Diana Shnaider moved into the French Open second round with a straight-sets win over Renata Zarazua, and now she faces a different test on Thursday against McCartney Kessler. The matchup lands in the women’s draw at a moment when Paris has stayed very hot and the tournament has already offered a few surprises.
Shnaider enters as the top-25 player and Kessler comes in just inside the top 50, which makes the Russian the cleaner favorite on paper. But Kessler needed three sets to get past Hanyu Guo in the first round, and that longer path is part of what keeps this from looking routine.
Shnaider’s opening match was exactly the kind of performance that usually travels well in a Grand Slam. She handled Zarazua in straight sets and has the ranking edge, while Kessler was forced to work after dropping into a three-set match against Guo. Even so, Kessler has shown enough to make the set market interesting, especially after a straight-sets win over Zarazua over the past month that suggested she can trouble a stronger opponent for stretches.
That is where the betting case tightens. Shnaider’s better first-round showing points toward her as the likelier winner, but the more appealing angle is Kessler with 1.5 sets at 2.14 at Unibet. It is the kind of price that reflects a real possibility that Kessler can make the match competitive even if Shnaider still advances.

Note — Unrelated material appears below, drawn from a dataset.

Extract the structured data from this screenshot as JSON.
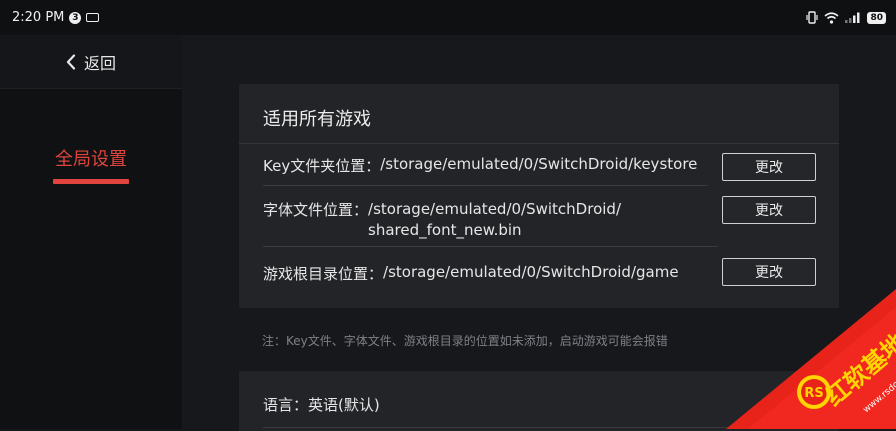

The wider setting matters too. The women’s tournament has already produced upsets, including losses by Elena Rybakina and Jessica Pegula, which has made the second round feel less orderly than the seedings might suggest. Shnaider still has the stronger form coming in, but the draw has already shown that clean paper advantages do not always hold once the matches begin.
For Thursday, the question is not whether Shnaider belongs in the favorite’s seat. She does. The sharper issue is whether Kessler can do enough in Paris heat to turn that edge into a longer match, and whether one set is all she needs to justify the value on offer.